Water scarcity challenges climate and development goals
The unprecedented floods, droughts, and water-related crises that have occurred in recent years are not unexpected, but rather the result of decades of mismanagement of water by humans, according to the Global Commission on the Economics of Water report.
The report states that a sustainable and equitable future for water can be achieved, but it will require changes in water-related economics and governance.
Globally, India ranked 13th in facing water scarcity in 2019, and since then, this rating has only increased.
Climate change, along with increasing constraints on effectively implementing regulations and rising water demand in industries, agriculture, thermal power generation, and urban centers, has made India one of the most water-stressed countries.
Water supply in India
The available water supply in India is between 1100-1197 billion cubic meters (BCM), which is gradually decreasing due to increasing pollution.
In contrast, the demand for water is expected to increase to about 900-1400 BCM by 2050, from 550-710 BCM in 2010. More than 222 million Indians are facing a severe shortage of water in urban areas.
(Water stress means that the rate at which clean water is being used is rapidly decreasing, while the demand for water is increasing rapidly.)
The Urgency of Action to Address water crisis
The Global Commission on the Economy of Water has today released a report titled ‘Turning the Tide: A Call to Collective Action,’ which warns the world about the danger.
This report highlights the growing global water crisis and discusses the actions that need to be taken collectively. Its failure highlights the failure of climate action and all sustainable development goals of the United Nations.
The water crisis is linked to the damage caused by global warming and biodiversity, which are dangerously reinforcing each other. Human activities are changing rainfall patterns, which are the source of all clean water, causing changes in water supply worldwide.

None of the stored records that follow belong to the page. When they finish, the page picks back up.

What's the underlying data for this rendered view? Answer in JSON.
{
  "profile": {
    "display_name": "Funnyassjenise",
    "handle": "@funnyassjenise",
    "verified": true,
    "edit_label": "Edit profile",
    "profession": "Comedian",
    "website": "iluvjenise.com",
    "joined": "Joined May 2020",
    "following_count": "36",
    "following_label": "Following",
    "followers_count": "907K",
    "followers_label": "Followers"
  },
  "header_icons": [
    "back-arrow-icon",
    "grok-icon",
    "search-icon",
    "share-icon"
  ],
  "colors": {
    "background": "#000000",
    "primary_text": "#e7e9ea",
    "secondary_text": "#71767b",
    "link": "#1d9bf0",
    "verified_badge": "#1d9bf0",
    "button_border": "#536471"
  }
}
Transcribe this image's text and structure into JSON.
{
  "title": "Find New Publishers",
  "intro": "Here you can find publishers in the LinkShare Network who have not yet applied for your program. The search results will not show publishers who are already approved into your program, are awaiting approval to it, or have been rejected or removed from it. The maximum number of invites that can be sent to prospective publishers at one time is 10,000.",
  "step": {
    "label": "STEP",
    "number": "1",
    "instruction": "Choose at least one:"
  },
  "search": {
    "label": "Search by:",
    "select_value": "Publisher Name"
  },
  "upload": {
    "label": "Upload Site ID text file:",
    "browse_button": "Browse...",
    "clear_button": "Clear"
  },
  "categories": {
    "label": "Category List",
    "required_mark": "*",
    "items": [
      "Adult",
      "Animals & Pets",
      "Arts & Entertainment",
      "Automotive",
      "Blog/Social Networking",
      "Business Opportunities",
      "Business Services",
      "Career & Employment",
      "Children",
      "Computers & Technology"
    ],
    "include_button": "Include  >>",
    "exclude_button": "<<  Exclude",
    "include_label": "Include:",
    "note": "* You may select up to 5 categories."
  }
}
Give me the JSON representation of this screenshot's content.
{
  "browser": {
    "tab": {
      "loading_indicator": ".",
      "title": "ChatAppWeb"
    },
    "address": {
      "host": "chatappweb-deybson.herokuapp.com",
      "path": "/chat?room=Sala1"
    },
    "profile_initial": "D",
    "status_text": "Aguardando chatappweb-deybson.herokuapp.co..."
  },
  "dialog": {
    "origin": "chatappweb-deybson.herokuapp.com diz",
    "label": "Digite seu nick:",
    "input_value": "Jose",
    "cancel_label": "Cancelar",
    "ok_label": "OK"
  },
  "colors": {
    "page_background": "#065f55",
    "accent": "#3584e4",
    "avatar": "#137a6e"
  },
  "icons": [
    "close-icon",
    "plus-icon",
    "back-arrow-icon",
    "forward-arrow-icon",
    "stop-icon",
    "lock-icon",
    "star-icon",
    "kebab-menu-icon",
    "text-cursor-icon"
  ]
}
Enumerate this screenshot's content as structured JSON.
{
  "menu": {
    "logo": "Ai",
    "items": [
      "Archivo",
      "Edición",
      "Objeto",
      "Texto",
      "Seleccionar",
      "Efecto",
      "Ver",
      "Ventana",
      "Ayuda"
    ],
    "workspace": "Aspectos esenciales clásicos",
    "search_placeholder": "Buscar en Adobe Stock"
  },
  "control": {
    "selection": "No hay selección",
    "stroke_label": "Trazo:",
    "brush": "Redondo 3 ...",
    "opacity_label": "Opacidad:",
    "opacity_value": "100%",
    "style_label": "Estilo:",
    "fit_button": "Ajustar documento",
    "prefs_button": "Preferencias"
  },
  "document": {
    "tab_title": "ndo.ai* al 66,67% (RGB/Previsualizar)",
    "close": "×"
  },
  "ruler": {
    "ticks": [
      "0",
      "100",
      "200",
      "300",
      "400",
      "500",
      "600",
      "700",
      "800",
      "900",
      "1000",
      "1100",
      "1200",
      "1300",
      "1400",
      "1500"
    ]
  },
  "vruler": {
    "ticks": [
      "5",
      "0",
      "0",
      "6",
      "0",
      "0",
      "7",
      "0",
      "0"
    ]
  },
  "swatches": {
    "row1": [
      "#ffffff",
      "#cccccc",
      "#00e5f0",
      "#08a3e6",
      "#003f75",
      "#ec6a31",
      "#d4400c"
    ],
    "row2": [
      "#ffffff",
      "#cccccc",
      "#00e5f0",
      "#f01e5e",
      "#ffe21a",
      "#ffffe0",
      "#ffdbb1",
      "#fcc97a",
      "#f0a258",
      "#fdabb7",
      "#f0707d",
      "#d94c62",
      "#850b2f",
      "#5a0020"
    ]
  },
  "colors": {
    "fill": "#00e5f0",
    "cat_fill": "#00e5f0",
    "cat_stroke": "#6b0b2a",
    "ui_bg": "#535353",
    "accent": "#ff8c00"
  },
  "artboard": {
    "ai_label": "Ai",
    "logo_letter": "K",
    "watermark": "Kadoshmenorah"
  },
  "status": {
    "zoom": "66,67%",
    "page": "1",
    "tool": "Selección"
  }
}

Water Crisis in India: Causes and Impacts
‘Every perspective on climate change is incomplete without water. ‘ This is stated by Johan Rockström, Director of the Potsdam Institute for Climate Impact Research and Vice-Chair of the Commission.
‘For the first time in human history, we cannot rely on sources of clean water that return to the surface of the earth in any form by the condensed atmospheric water cycle. We are changing the entire global hydrological cycle.’
They take water as an example. Approximately 7% of the water cycle is included in each 1°C of global warming. Extreme weather events exacerbate this and accelerate it.
In 2019, India was ranked 13th globally in terms of water scarcity, and since then, this rating has only increased.
In addition to climate change, the ineffective implementation of laws and regulations is exacerbating the water crisis in the country. Increasing water use in industry, agriculture, power generation, and urban centres contributes to India’s water shortage, making it one of the countries with the highest water stress.
India’s available water supply ranges from 1,100 to 1,197 billion cubic meters (BCM). In contrast, water demand increased from 550-710 BCM in 2010 to nearly 1,500 BCM by 2050.
Water stress in India: A Growing Crisis
A recent study by Central India, which usually considers Ganga and Narmada rivers as water-rich, shows the increasing water stress.
The study reveals that 74% of the landscape experiences water stress for four or more months each year, and urban centers experience it for most of the year.
Additionally, the water stress has affected the level and population, making the situation even more challenging, and the Clean Ganga Mission is an example of this.
In India, there is nothing new about water scarcity. Every summer, news of water shortages and increasing prices in cities and even sending water tankers to villages for water supply is common.
Until India has stronger measures to implement its pollution and wastewater regulations and conserve water consumption in agriculture and industries, it will remain limited in its quest for development and progress.